Step 4: How do you screen? Using the performance analysis that we talked about earlier, time complexity, space complexity, we know how to choose a reasonable solution.
These are my three stages of learning data structures. If you complete the three stages, do you think there are no problems? No, because we’re going to solve problems and we’re going to have a lot of situations, so what are we going to do, Jay?
My feedback
We should gain something every time we solve problems or review data structures. How can we increase our harvest with the same knowledge? That is to constantly feed back information to myself, for example, hashing conflicts the current solution is not applicable to the actual project, so I feed this information back to myself and ask myself if there is a better solution? After feedback, the next step is to raise the standard of learning.
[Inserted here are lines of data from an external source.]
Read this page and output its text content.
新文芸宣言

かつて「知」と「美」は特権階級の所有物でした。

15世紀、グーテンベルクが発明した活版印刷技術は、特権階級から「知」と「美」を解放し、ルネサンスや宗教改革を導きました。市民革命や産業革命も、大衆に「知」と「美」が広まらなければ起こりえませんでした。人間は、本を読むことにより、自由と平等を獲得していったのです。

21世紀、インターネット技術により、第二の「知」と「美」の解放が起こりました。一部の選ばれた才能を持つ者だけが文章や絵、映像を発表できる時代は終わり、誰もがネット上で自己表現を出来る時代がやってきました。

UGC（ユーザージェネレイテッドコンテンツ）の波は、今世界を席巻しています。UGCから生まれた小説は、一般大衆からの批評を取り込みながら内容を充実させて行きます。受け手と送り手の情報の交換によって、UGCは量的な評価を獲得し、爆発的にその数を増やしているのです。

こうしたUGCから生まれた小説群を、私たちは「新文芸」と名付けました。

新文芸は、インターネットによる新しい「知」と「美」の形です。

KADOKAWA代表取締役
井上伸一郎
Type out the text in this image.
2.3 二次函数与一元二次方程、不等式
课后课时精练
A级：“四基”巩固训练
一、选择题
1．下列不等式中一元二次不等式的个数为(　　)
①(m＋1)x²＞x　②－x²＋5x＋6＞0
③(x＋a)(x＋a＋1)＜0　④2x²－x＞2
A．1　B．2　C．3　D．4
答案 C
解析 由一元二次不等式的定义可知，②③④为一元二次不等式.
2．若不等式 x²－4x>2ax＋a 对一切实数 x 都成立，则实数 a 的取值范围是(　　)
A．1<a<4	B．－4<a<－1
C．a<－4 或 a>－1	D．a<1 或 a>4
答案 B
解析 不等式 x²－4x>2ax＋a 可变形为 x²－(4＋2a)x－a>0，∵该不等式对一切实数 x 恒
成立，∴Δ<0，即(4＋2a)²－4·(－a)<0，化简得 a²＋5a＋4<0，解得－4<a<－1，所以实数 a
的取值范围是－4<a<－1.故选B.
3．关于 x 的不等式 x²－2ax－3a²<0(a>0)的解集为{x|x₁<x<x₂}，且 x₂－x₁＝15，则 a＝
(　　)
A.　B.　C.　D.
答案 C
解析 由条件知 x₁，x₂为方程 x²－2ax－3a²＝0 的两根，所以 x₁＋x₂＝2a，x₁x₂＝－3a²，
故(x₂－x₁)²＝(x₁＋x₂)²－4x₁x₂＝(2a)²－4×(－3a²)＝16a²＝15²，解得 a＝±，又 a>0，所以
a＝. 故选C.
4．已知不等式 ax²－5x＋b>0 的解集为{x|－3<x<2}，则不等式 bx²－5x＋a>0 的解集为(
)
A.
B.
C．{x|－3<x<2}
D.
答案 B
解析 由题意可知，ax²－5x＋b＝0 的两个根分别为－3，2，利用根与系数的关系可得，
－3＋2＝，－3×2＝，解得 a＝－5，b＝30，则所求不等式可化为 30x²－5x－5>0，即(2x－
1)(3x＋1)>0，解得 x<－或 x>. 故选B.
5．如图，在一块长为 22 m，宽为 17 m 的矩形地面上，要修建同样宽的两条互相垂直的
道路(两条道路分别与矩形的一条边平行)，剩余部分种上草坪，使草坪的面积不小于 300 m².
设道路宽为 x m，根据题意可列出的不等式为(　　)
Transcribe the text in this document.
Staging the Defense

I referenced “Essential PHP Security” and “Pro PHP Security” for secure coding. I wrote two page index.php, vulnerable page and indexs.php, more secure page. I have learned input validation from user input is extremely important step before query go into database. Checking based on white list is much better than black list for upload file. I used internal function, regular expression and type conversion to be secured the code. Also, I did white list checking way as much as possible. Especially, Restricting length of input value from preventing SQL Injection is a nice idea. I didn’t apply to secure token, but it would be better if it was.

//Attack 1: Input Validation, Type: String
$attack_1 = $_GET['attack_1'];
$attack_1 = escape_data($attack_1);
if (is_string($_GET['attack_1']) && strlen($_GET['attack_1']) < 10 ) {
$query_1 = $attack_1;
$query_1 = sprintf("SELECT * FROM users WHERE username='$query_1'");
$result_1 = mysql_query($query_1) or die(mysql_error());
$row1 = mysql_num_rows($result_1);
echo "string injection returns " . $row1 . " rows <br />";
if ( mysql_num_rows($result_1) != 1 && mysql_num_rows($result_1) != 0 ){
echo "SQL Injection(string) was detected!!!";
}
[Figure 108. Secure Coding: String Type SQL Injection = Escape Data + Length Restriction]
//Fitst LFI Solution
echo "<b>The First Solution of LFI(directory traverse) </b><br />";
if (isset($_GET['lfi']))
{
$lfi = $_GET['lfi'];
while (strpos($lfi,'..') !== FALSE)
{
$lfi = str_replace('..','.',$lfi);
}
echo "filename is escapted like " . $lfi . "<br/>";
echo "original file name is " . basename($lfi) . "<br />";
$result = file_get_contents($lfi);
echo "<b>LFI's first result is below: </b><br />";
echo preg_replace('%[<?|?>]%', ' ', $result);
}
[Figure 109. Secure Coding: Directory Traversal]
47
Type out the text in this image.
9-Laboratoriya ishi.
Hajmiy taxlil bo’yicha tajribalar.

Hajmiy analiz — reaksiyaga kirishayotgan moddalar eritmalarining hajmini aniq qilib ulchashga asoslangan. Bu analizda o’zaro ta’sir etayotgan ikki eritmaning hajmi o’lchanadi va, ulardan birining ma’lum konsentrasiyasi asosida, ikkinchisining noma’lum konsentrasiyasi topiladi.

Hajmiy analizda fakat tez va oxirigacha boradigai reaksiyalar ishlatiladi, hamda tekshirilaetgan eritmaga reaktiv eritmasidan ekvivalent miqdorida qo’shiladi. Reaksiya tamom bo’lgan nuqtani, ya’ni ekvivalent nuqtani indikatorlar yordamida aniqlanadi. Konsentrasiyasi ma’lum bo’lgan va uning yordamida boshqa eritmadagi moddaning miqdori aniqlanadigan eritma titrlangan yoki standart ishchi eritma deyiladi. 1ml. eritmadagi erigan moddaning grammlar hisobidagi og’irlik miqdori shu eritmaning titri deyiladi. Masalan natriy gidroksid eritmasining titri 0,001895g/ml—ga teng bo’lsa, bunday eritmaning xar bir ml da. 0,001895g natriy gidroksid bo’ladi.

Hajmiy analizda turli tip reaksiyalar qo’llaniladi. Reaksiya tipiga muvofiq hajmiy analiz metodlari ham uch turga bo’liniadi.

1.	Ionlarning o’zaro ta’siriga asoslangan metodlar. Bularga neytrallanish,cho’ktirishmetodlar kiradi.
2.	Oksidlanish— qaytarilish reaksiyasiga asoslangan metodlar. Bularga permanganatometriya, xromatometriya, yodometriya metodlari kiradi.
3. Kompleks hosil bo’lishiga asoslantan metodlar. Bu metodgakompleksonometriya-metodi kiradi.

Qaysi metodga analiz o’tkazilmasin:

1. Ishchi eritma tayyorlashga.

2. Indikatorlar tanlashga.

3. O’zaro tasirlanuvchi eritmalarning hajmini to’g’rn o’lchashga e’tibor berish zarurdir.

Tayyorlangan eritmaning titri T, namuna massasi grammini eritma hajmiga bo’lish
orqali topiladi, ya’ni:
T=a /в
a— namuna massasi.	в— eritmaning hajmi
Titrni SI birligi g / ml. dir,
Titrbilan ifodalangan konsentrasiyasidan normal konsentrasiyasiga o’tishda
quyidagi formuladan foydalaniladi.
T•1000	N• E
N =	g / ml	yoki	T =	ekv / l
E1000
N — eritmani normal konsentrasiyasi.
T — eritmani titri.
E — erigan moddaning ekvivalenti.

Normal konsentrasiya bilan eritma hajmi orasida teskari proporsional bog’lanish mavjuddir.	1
An increase in the standard
There is always a bottleneck in learning data structures, and when we get out of the bottleneck, it will be much smoother, so you ask is there any possibility of further improvement? There will be, and then you will talk about improving your own standards, such as your ability to solve practical problems in your life subconsciously, without any reference data, which is very demanding for yourself, and improving your work efficiency, which seems to be very high standard, I believe that everyone only through continuous efforts to practice, feedback will one day exercise this ability, believe you.